Wednesday, October 21, 2009

A Show About Nothing

Once again, not surprisingly, there was no Nightly News last Saturday. Obviously, college football is more important to NBC than news. By "more important", of course, I mean "more profitable". But I have to wonder why NBC bothers to air a weekend edition of Nightly News at all. Last Sunday's broadcast was so devoid of any actual news that it didn't seem worth showing, despite the fact that it had been 48 hours since Nightly News had last aired. Sunday's broadcast led off, of course, with a three-and-a-half-minute story about the latest exploits of the balloon boy and his family. (So far, Nightly News has aired a total of thirteen minutes and forty seconds worth of stories about the balloon boy, which is only 32 seconds less than they devoted to Susan Boyle stories last April and May. But my money's on the balloon boy to soon overtake Boyle.) A shorter piece on health care followed, but it was just a recap of the past week's events. Other than a few brief quotes from the Sunday morning talk shows, there was no new information. Then Michelle Franzen spent nearly two minutes reporting the weather. I'm not quite sure why a national news show is broadcasting the weather, since most people get the weather from their local news. I guess NBC has to find some way to justify their purchase of The Weather Channel. Next, Lester Holt spent all of 20 seconds telling us about a suicide bomb in Iran that killed 42 people. Stephanie Gosk then reported from Pakistan, but her report was just a rehashing of the past week's events. (If Gosk's name doesn't ring a bell, viewers may recall her in-depth three-minute "news report" about the discomfort of wearing high-heeled shoes that aired on the June 24 Nightly News). A story about the Swine Flu presented no new information, but tried hard to scare us. We were then treated to a three-minute story about the 20th anniversary of the San Francisco earthquake. Not exactly breaking news. Finally, we got a story about a painting that was determined to be a previously unknown Leonardo da Vinci. Interesting story, but not really news. And that was Sunday's Nightly News. The actual news from that broadcast could have fit into a two-minute segment. So if this is NBC's concept of weekend news, maybe we'd all be better off without it.

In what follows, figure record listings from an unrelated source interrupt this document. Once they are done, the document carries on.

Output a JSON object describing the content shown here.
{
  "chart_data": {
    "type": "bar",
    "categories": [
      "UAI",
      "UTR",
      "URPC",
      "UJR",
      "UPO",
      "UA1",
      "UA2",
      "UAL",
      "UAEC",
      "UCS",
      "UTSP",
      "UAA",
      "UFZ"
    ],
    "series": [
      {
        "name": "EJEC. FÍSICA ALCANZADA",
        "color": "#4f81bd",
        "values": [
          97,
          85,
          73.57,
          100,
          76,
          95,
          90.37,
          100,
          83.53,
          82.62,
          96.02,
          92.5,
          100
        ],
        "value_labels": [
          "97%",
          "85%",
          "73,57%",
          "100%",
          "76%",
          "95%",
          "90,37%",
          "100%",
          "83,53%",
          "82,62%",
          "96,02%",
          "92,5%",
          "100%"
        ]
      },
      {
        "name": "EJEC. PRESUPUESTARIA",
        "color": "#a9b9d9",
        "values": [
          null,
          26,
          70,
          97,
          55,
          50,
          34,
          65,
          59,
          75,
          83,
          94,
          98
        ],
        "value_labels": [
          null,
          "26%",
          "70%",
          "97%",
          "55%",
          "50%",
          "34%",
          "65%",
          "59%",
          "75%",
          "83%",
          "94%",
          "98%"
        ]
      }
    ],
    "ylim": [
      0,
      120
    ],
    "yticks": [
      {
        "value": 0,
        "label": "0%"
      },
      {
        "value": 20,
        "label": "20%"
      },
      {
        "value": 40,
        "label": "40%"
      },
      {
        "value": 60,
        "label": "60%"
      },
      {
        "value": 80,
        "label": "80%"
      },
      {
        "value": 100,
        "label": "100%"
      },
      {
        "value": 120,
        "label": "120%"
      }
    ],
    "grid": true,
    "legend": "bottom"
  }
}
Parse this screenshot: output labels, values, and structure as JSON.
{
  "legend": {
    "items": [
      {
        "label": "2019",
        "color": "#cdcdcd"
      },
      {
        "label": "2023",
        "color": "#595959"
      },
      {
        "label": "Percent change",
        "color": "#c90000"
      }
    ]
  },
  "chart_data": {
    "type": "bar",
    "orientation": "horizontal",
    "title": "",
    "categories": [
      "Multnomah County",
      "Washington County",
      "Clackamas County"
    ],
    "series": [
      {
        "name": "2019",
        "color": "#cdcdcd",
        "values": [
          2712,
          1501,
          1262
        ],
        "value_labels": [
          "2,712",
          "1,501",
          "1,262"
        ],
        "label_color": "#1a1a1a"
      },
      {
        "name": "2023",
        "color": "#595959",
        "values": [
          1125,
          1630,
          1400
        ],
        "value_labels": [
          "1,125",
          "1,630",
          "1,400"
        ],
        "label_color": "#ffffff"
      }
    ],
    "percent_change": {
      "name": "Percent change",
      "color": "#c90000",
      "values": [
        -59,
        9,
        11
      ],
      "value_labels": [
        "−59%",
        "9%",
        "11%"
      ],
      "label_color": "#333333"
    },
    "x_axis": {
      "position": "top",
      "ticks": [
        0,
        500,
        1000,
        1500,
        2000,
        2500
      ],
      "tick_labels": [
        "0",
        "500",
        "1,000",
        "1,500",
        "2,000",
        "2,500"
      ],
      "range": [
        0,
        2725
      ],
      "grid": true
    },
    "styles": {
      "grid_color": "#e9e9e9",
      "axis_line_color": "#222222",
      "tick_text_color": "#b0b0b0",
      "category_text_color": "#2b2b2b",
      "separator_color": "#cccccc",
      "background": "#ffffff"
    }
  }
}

Interestingly, Dan rather was interviewed by Matt Frei on Friday's edition of BBC World News America. Rather spoke about the balloon boy story, and the state of network news in general. Here is some of what he said: "The pressure for demographics and ratings--don't be out of step--don't be old-fashioned--is extremely strong in nearly every news organization." "But if you weigh that [the balloon boy story] against what's happening with the economy, Iraq, Afghanistan--really important news--it speaks to the trivialization of news...and I don't think it speaks well for American journalism." "What's missing here is that sense of news being a public trust and news being a public trust should be operated at least some of the time in the public interest--not just in the profit interest." Rather didn't specifically mention NBC News by name, but then again he didn't have to.